Comparison of Transistor Connections

Author: Leonard Krugman

The analyses of the three basic connections and their operating characteristics apply equally to both point-contact and junction transistors. However, due to the difference in comparative values of the internal transistor parameters, re, rb, rc, and rm, the performance of the two basic transistor types is considerably different. In practice, the point-contact transistor is unstable, and has negative input and output resistances. On the other hand, the junction type is generally cheaper to produce, has better reliability, better reproducibility, higher available gain, and a lower noise figure than the point-contact type. It is safe to predict the gradual displacement of the point-contact transistor by the junction transistor in all but a few specialized applications, particularly since the frequency range of the junction type is steadily being increased by new manufacturing techniques. In view of this, the remainder of the book will deal primarily with the junction transistor, and unless specified, typical junction characteristics will be assumed.

At this point in the book all the basic design formulas have been derived for the three transistor connections.
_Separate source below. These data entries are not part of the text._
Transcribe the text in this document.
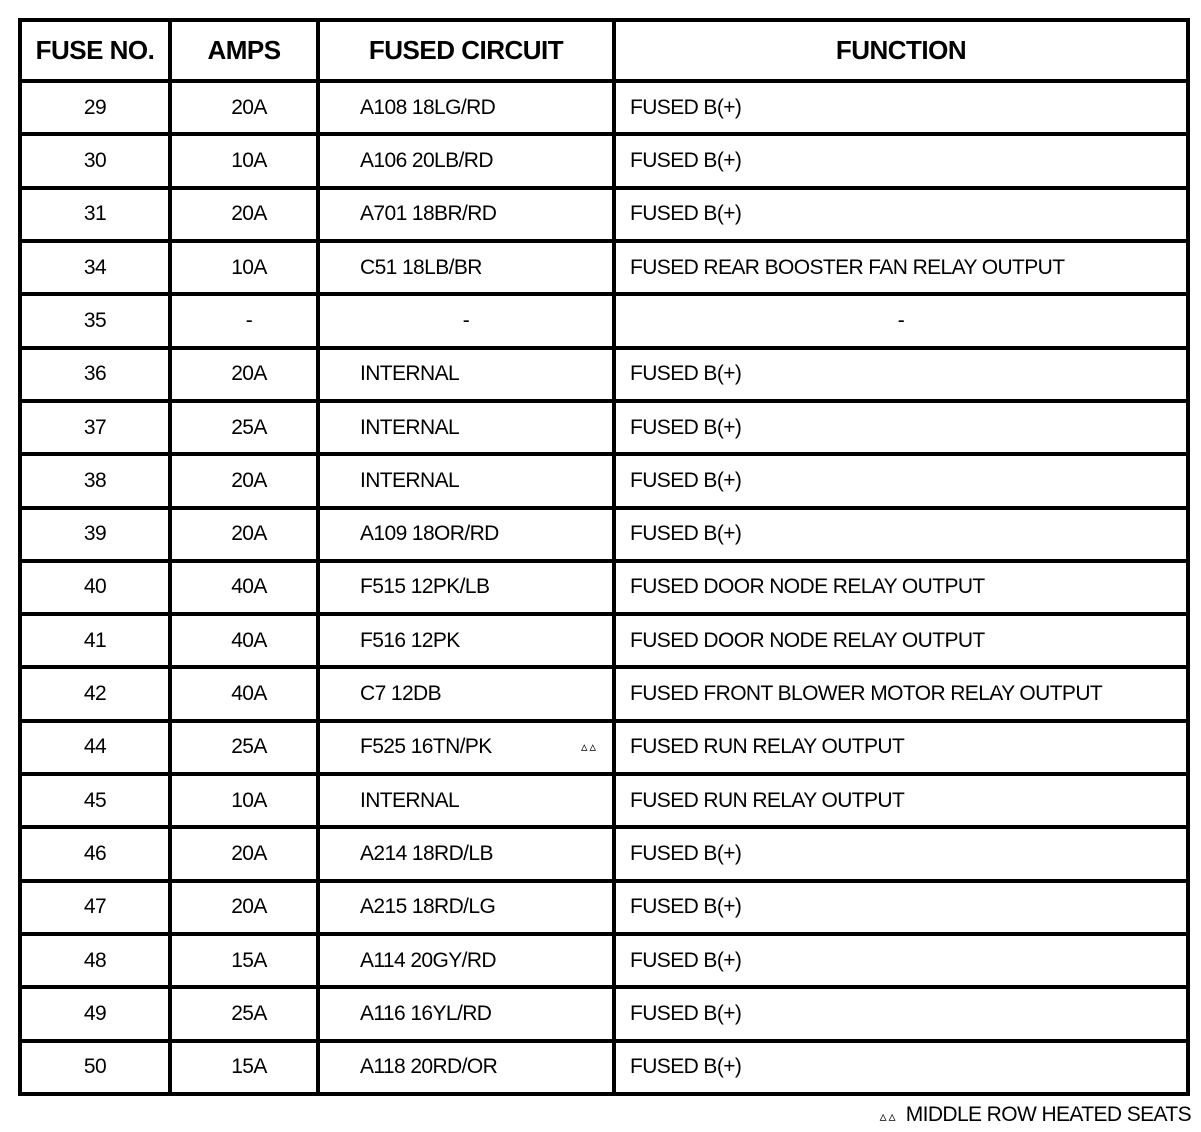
FUSE NO.	AMPS	FUSED CIRCUIT	FUNCTION
29	20A	A108 18LG/RD	FUSED B(+)
30	10A	A106 20LB/RD	FUSED B(+)
31	20A	A701 18BR/RD	FUSED B(+)
34	10A	C51 18LB/BR	FUSED REAR BOOSTER FAN RELAY OUTPUT
35	-	-	-
36	20A	INTERNAL	FUSED B(+)
37	25A	INTERNAL	FUSED B(+)
38	20A	INTERNAL	FUSED B(+)
39	20A	A109 18OR/RD	FUSED B(+)
40	40A	F515 12PK/LB	FUSED DOOR NODE RELAY OUTPUT
41	40A	F516 12PK	FUSED DOOR NODE RELAY OUTPUT
42	40A	C7 12DB	FUSED FRONT BLOWER MOTOR RELAY OUTPUT
44	25A	F525 16TN/PK ▵▵	FUSED RUN RELAY OUTPUT
45	10A	INTERNAL	FUSED RUN RELAY OUTPUT
46	20A	A214 18RD/LB	FUSED B(+)
47	20A	A215 18RD/LG	FUSED B(+)
48	15A	A114 20GY/RD	FUSED B(+)
49	25A	A116 16YL/RD	FUSED B(+)
50	15A	A118 20RD/OR	FUSED B(+)
▵▵ MIDDLE ROW HEATED SEATS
Thus, a comparison between the general characteristics of the three fundamental connections is now in order.

The grounded base connection is similar to the grounded grid circuit in electron tubes. This connection is characterized by low input resistance, high output resistance, and no phase inversion. Although its current gain is less than one, it provides respectable voltage and power gains. It is well suited for d-c coupling arrangements and for preamplifiers that require a low input and high output impedance match.

The grounded emitter circuit is the transistor equivalent of the grounded cathode connection in the vacuum tube circuit. This transistor connection is the most flexible and most efficient of the three basic Connections. The grounded emitter connection reverses the phase of the input signal. Its matched input resistance is somewhat higher than that of the grounded base connection; its matched output resistance is considerably lower. The grounded emitter usually provides maximum voltage and power gain for a given transistor type.

The third connection, the grounded collector, is the transistor equivalent of the grounded-plate vacuum tube. It is characterized by a voltage gain that is always slightly less than unity. Its current gain is in the same order as that of the grounded emitter. It has a relatively low output resistance, a high input resistance, and does not produce phase reversal. It offers low power gain, but is capable of supplying reverse power gain. The grounded collector circuit is used primarily as a matching or buffer stage.